The Situation
The company operated a marketplace connecting organizations with domain experts for consulting engagements. Think of it as Gerson Lehrman or AlphaSights, but with a focus on specialized knowledge areas including federal government expertise.
Two-sided marketplaces have a chicken-and-egg problem. Buyers won't come if there aren't enough experts. Experts won't sign up if there aren't enough paying engagements. You have to build both sides simultaneously—and the acquisition cost for both can kill you before you reach critical mass.
When I joined, the government vertical was a hypothesis. The existing motion was:
- Demand: Generic B2B marketing to "enterprise" with occasional government contractor wins
- Supply: Expert recruitment through LinkedIn outreach and referrals
CAC was high on both sides. Close rates were low. The thesis was promising but the execution was generic.
My job was to build a repeatable acquisition engine for both sides of the marketplace, specifically targeting the government sector.
The Insight
Government contracting is a public business. Unlike commercial B2B where everything happens behind closed doors, federal procurement generates massive amounts of public data:
Demand signals are visible:
- Every federal contract over $25K is publicly reported
- RFP postings reveal what agencies are buying
- Congressional budgets show where money is flowing
- Award announcements reveal who's winning
Supply signals are also visible:
- Former government officials are proud of their service—LinkedIn profiles detail their agency tenure
- Major programs they managed are often documented in public records
- GAO reports, congressional testimony, and press releases name specific officials
The insight: We could build targeting criteria from public data that commercial intelligence tools couldn't match.

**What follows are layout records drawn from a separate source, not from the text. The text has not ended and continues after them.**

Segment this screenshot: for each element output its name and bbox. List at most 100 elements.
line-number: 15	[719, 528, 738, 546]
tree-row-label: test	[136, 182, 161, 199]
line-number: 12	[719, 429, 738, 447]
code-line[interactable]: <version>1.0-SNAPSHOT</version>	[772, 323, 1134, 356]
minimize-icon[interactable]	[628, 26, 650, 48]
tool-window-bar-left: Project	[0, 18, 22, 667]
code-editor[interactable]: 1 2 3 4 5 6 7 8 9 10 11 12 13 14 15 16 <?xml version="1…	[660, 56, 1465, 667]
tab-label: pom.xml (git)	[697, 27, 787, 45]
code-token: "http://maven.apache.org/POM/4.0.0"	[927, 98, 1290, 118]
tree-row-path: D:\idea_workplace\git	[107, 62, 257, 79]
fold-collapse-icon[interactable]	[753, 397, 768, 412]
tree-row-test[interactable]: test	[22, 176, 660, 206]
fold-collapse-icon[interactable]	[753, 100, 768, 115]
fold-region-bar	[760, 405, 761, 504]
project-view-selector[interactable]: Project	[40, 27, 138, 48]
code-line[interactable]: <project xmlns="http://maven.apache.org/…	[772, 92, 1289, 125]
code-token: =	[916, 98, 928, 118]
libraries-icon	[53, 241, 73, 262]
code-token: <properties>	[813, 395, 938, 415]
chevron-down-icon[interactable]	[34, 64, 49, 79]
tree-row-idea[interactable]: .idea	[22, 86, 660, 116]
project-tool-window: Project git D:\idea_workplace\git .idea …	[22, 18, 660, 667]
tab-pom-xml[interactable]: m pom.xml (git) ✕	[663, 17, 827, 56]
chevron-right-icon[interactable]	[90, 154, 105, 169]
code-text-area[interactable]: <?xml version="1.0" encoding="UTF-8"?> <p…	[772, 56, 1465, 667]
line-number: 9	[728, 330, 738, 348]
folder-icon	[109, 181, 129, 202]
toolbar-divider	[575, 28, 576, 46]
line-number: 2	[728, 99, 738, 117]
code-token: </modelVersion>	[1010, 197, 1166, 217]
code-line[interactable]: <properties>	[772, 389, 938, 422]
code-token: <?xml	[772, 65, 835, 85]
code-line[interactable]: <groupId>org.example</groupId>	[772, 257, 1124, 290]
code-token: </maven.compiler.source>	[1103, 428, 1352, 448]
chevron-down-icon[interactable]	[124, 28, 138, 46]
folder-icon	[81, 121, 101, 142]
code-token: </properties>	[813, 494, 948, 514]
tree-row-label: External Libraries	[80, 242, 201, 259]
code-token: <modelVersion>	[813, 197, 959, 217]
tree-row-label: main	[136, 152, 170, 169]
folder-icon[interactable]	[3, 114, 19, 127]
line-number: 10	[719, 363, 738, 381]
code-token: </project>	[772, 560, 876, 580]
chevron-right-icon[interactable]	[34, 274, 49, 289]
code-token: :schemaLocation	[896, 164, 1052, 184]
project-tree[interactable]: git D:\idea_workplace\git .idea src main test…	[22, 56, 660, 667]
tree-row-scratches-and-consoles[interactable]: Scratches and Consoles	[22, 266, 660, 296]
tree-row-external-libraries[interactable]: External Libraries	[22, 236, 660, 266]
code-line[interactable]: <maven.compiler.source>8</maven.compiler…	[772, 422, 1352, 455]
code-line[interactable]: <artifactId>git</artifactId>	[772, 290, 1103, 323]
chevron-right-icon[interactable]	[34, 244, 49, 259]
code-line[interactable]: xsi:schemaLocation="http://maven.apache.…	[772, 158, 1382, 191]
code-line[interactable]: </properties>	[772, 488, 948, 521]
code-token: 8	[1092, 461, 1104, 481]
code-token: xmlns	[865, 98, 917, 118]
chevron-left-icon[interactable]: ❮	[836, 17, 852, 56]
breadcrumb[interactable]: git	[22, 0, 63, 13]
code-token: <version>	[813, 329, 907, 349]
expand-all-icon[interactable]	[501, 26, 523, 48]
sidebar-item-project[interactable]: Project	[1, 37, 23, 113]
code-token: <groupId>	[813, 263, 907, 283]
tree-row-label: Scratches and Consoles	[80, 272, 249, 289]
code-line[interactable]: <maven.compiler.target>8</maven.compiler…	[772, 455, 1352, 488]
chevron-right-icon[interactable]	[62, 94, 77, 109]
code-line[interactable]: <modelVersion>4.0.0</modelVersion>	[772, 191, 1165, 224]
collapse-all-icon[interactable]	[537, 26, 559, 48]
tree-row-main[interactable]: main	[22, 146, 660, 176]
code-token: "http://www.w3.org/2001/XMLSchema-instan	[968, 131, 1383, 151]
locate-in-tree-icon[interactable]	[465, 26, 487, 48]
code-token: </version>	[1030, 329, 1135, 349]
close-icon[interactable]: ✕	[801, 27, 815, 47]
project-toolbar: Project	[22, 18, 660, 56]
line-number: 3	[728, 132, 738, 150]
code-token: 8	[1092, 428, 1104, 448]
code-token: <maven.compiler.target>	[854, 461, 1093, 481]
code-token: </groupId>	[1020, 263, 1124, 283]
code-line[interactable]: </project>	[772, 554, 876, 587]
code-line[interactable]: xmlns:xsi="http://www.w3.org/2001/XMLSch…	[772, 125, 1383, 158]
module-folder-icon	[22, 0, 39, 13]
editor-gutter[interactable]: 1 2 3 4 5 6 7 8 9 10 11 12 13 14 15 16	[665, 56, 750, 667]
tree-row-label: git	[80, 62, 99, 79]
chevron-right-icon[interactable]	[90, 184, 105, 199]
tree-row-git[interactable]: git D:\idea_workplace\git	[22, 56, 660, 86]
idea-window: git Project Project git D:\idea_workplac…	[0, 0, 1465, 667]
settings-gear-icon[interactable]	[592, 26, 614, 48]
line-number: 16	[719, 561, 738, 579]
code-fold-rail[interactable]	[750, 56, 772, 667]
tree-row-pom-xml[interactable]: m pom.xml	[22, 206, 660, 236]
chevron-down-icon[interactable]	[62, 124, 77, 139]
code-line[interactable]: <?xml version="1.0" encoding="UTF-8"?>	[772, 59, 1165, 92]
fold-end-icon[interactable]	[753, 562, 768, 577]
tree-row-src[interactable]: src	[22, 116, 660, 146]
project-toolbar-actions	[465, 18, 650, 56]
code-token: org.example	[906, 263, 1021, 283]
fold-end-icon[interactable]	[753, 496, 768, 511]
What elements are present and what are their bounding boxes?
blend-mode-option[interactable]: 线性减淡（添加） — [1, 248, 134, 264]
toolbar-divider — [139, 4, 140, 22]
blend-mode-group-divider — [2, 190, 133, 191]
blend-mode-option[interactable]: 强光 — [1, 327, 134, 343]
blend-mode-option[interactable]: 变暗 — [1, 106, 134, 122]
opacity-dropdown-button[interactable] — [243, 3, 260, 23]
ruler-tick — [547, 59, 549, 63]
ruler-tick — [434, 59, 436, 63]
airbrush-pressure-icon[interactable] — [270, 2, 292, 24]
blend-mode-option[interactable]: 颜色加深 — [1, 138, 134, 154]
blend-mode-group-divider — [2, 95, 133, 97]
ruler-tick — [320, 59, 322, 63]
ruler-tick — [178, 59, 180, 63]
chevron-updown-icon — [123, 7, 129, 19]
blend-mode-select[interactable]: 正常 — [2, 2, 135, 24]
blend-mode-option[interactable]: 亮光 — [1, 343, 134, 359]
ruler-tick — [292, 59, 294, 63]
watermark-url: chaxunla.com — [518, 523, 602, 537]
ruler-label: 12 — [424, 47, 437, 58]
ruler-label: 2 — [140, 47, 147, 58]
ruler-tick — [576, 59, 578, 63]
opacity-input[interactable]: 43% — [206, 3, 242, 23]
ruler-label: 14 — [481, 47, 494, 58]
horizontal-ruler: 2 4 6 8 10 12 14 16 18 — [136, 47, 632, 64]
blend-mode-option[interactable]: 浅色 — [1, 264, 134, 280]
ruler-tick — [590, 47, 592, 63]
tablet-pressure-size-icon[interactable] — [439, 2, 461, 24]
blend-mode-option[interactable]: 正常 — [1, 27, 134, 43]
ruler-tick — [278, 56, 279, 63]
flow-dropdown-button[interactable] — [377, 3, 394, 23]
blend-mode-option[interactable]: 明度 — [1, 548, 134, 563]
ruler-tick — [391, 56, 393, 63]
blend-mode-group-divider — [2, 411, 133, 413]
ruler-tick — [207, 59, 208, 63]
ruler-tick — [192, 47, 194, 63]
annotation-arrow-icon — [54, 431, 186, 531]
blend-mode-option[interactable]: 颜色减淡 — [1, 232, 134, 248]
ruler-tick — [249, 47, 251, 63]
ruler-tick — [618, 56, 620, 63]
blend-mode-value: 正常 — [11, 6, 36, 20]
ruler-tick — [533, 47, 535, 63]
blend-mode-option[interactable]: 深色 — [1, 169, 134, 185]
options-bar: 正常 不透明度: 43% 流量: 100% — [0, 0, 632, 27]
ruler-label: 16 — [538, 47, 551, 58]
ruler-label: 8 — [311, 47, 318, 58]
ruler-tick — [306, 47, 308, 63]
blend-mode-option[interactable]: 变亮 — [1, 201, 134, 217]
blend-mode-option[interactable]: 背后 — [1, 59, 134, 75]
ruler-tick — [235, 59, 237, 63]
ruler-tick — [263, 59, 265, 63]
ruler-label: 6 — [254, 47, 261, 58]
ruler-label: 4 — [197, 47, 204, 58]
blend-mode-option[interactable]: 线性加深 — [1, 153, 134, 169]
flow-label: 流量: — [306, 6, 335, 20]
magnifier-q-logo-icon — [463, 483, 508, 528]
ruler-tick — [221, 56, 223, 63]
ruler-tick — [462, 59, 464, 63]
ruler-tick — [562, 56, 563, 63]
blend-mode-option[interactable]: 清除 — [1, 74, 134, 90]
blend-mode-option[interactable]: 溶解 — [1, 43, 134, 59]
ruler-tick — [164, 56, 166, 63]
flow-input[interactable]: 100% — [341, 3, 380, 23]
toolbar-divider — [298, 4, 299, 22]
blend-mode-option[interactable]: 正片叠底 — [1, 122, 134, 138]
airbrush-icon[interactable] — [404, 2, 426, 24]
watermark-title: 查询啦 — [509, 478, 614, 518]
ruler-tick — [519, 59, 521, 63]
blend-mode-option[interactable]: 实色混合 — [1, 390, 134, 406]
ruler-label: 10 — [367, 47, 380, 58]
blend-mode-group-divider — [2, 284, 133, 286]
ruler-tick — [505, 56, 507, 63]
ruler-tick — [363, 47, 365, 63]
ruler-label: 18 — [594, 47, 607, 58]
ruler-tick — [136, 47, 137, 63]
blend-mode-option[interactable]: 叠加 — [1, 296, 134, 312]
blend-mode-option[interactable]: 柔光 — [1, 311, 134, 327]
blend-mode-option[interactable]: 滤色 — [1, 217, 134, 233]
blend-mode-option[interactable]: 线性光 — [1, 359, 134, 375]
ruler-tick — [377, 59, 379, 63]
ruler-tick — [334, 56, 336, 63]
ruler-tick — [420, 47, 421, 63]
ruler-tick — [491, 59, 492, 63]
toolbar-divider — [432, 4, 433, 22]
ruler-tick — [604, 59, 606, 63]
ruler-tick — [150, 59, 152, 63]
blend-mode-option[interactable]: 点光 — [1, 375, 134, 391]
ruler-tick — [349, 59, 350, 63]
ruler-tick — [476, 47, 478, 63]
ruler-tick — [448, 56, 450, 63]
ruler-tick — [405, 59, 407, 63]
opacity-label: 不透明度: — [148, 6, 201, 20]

The second insight was about timing. Government contractors need experts at specific moments: proposal phase, post-award staffing, recompete preparation. Catching contractors at the right moment was as important as reaching them at all.
The System
Layer 1: Demand-Side Intelligence (Government Contractors)
Data Sources and Signal Extraction
SAM.gov (System for Award Management) - Company registration, past contract history, certifications, NAICS codes.
USAspending.gov - Where money is flowing, incumbent contractors, contract vehicles, upcoming recompetes.
FPDS (Federal Procurement Data System) - All contract actions, set-aside designations, prime/sub relationships.
Building the Target Account List
CONTRACTOR SCORE = f( Activity Score (recent wins, active proposals) + Growth Score (contract value trajectory) + Fit Score (target agency alignment, domain match) + Intent Score (hiring patterns, teaming announcements) + Accessibility Score (company size, likely to buy services) )
Outreach Triggers
| Trigger Event | Signal Source | Outreach Message |
|---|---|---|
| New RFP in their domain | SAM.gov posting | "Building your team for [opportunity]?" |
| Contract award win | FPDS/USAspending | "Congrats on [contract]—need experts to staff?" |
| Lost bid | Award to competitor | "Strengthen your next proposal with [expertise]" |
| Recompete approaching | Contract end date | "Defending [contract]? We can help." |
Layer 2: Supply-Side Intelligence (Former Federal Executives)
LinkedIn Sales Navigator Sourcing
SEARCH CRITERIA:
Past employer contains:
- "Department of Defense" OR "DOD"
- "Department of Energy" OR "DOE"
- "USAID" OR "Agency for International Development"
AND Title (past or present) contains:
- "Program Manager" OR "Director" OR "Chief"
- "Contracting Officer" OR "COR"
- "Senior Advisor" OR "Deputy"
AND Current status:
- Not currently employed by federal government
- OR "Consultant" OR "Advisor" (indicates availability)
Experience Verification
LinkedIn profiles told part of the story. We cross-referenced with FPDS/USAspending (contracting officer records), GAO reports (program managers named), congressional testimony archives, and professional associations (NCMA, AFCEA).
Layer 3: Two-Sided Matching
The matching logic connected contractor needs with expert supply:
CONTRACTOR NEED EXPERT MATCH ─────────────────────────────── ──────────────────────────── DOD cyber contract proposal → Ex-DOD cyber program manager Agency: DOD Agency: DOD Domain: Cybersecurity Domain: Cybersecurity Need: Proposal support Capability: Acquisition knowledge Timeline: 60 days Availability: Immediate
Value Proposition by Side
To Contractors: Access to experts who understand the agency from inside. Faster proposal development. Better win rates. Flexible engagement.
To Experts: Monetize institutional knowledge without full-time commitment. Stay engaged in the field post-government. Flexible work.
The Takeaway
Two-sided marketplaces are hard because you have to build two acquisition engines simultaneously. The government sector offered a unique advantage: visibility.